Tanto premesso la motivazione della sentenza impugnata appare logica e congrua e supera quindi il vaglio di questa Corte nei limiti sopra indicati. I giudici della Corte di appello di Brescia hanno infatti chiaramente evidenziato gli elementi da cui hanno dedotto la sussistenza della responsabilità del T. in ordine al reato ascrittogli. In particolare hanno evidenziato la sussistenza del nesso causale tra la omessa somministrazione al lavoratore di un’adeguata formazione, in una lingua che egli avrebbe potuto comprendere, ( essendo egli di nazionalità indiana) e non già in lingua italiana, circa le modalità con cui procedere all’operazione che stava eseguendo e l’infortunio. Se egli avesse avuto una formazione adeguata, non avrebbe agito con quelle modalità e, in particolare, non avrebbe appoggiato la mano in prossimità del foro nel quale doveva entrare il pistone, mentre il suo compagno di lavoro A. avrebbe evitato di azionare la macchina in quel momento.

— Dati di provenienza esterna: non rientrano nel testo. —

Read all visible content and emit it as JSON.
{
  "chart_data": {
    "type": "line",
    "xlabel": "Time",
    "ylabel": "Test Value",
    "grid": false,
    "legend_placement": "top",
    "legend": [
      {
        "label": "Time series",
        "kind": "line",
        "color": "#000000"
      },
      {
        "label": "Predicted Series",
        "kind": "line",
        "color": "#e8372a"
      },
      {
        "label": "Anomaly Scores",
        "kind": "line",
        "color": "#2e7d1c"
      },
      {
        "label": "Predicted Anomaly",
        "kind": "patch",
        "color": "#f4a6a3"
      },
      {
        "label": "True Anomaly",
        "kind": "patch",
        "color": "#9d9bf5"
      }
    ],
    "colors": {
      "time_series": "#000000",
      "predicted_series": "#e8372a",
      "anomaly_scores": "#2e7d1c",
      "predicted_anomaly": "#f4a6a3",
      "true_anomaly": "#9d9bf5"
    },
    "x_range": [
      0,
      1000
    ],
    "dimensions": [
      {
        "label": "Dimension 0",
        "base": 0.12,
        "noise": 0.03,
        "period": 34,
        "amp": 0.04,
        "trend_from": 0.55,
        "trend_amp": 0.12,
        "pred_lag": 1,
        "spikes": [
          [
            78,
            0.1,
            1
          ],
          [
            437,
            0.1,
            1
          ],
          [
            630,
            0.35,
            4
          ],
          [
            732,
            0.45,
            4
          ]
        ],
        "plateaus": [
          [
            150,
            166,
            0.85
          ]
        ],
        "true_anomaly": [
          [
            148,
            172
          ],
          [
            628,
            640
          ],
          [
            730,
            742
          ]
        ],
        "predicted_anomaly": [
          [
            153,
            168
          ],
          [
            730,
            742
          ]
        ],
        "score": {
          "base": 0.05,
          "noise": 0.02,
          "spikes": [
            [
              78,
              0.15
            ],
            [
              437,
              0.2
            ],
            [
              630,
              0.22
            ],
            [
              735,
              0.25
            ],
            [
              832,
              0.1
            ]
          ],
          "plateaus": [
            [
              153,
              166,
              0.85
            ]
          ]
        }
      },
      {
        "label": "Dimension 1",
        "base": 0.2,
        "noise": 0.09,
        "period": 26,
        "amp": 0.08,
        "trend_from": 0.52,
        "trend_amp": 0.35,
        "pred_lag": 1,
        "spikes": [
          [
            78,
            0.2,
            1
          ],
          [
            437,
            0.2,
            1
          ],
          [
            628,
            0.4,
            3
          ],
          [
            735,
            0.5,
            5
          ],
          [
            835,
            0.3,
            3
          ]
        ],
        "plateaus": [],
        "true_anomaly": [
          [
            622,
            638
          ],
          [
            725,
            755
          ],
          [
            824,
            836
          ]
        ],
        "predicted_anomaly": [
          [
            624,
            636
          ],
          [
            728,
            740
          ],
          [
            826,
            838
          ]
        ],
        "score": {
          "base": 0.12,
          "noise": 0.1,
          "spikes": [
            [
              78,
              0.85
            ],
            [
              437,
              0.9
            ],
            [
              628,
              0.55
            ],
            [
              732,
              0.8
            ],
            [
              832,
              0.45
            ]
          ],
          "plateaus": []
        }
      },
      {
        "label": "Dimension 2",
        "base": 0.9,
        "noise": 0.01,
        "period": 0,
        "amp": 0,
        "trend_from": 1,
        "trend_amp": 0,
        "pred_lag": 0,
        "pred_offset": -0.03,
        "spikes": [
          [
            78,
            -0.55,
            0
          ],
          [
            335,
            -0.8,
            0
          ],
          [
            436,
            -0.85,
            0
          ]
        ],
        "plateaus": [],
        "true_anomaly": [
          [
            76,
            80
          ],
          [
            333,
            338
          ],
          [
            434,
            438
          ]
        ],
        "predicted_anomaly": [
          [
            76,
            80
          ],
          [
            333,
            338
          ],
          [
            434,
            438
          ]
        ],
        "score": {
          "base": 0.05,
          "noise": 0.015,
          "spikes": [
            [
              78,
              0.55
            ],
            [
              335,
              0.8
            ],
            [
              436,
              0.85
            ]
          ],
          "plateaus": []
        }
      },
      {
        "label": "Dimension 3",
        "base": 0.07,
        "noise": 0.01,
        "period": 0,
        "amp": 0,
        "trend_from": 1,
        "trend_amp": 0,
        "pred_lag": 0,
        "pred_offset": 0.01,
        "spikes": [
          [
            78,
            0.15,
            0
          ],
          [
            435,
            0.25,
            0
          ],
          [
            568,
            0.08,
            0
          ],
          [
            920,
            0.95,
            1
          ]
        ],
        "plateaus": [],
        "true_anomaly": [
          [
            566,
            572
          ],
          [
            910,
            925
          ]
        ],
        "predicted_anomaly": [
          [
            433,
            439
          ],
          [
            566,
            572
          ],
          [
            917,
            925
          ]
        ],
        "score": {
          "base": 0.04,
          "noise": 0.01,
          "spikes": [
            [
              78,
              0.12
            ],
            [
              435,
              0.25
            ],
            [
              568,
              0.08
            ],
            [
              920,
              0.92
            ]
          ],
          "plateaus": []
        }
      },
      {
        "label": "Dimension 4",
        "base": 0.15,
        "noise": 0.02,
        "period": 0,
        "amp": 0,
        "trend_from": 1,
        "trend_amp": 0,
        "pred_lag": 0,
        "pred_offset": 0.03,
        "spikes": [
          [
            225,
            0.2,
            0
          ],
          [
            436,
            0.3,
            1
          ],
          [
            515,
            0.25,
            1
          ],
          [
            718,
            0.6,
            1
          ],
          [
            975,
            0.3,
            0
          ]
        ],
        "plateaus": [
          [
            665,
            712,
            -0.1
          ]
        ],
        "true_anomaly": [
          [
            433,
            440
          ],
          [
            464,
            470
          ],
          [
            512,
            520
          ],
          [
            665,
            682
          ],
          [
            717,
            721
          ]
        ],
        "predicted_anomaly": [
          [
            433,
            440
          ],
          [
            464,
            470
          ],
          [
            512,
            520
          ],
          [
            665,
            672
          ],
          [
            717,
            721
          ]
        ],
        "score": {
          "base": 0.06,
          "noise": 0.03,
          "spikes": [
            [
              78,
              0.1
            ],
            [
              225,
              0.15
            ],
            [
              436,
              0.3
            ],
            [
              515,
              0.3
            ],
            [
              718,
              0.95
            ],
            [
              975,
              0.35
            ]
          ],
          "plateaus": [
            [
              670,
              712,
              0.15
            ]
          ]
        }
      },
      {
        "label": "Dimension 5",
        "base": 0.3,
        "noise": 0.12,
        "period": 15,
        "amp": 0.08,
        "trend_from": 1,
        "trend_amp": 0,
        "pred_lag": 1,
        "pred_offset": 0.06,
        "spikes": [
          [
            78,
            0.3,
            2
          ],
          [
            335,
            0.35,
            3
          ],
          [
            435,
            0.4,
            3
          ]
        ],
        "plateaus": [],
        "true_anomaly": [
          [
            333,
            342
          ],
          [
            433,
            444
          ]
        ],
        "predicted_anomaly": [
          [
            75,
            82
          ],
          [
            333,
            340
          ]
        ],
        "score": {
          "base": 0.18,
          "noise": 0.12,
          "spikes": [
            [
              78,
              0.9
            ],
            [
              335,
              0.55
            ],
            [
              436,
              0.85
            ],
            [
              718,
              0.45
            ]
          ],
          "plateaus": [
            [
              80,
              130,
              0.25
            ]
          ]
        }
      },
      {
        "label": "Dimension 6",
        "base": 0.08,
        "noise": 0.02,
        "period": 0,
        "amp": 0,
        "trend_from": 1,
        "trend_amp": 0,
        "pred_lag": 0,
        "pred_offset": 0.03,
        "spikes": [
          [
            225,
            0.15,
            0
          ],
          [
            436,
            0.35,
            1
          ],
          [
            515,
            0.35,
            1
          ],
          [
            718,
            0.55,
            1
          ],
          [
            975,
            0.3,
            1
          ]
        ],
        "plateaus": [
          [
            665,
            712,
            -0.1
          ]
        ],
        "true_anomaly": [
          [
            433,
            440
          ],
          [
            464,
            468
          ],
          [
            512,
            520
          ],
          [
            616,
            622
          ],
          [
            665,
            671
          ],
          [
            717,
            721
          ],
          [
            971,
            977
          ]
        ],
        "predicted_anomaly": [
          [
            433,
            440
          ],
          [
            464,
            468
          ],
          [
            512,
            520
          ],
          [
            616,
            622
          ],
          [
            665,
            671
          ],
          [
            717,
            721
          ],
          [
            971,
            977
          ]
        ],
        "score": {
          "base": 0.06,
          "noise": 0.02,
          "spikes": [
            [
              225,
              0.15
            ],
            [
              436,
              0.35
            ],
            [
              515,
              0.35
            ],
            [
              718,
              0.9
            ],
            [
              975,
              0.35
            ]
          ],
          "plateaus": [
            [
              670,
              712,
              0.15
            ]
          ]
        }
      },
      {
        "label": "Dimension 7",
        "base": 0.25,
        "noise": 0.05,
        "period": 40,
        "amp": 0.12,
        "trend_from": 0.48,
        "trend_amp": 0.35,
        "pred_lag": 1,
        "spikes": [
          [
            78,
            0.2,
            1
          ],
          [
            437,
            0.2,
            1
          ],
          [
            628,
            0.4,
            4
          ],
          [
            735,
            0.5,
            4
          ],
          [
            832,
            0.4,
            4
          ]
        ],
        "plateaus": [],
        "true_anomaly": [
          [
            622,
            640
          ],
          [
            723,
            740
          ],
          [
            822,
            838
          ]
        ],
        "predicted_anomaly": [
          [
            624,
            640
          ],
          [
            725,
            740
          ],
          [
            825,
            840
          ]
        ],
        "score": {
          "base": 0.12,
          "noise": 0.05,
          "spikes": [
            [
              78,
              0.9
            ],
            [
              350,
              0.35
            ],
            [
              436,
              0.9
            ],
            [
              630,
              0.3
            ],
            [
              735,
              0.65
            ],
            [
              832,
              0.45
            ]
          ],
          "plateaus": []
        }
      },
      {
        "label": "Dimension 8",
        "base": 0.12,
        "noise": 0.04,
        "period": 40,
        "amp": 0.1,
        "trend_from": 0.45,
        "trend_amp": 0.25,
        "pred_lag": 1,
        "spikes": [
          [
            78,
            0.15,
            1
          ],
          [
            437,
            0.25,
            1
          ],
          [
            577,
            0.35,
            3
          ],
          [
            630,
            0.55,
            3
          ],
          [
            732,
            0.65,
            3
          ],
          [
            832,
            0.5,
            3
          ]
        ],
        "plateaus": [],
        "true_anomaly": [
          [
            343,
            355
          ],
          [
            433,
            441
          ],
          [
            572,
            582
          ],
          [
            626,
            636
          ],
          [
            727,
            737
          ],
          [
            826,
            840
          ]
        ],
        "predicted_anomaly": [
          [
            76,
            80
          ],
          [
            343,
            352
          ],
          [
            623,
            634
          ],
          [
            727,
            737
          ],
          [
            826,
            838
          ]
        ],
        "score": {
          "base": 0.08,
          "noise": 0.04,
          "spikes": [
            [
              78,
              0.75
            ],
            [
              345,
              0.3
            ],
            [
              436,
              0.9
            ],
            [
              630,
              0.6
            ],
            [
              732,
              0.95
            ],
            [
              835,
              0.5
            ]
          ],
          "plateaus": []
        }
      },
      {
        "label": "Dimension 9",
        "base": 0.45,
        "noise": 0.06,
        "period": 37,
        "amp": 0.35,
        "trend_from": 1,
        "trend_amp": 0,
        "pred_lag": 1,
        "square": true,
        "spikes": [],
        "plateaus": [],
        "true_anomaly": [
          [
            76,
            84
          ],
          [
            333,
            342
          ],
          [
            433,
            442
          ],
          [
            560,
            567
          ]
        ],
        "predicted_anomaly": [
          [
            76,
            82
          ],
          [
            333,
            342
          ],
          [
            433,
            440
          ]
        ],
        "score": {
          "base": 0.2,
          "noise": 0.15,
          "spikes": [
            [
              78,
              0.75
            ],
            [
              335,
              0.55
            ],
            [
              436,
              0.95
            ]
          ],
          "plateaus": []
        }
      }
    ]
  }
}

I giudici della Corte territoriale hanno poi indicato con congrua e adeguata motivazione le ragioni per cui le condotte dei due lavoratori, per quanto imprudenti, non potevano essere ritenute eccezionali e assolutamente imprevedibili, con la conseguenza che non poteva parlarsi di comportamenti abnormi. Le condotte in questione infatti rientravano perfettamente nelle mansioni a cui il S., così come pure l’A., erano addetti, rientrando nelle loro mansioni anche l’avviamento del movimento del pistone. La circostanza che la manovra sia stata posta in essere intempestivamente non rendeva certo la condotta eccezionale e assolutamente imprevedibile. I giudici della Corte di appello ritenevano quindi infondato l’assunto della difesa, non potendosi considerare le condotte dei due operai radicalmente e ontologicamente lontane dalle ipotizzabili scelte del lavoratore nell’esecuzione del lavoro.
Il proposto ricorso deve essere, pertanto, rigettato e il ricorrente condannato al pagamento delle spese processuali.
P.Q.M.
Rigetta il ricorso e condanna il ricorrente al pagamento delle spese processuali.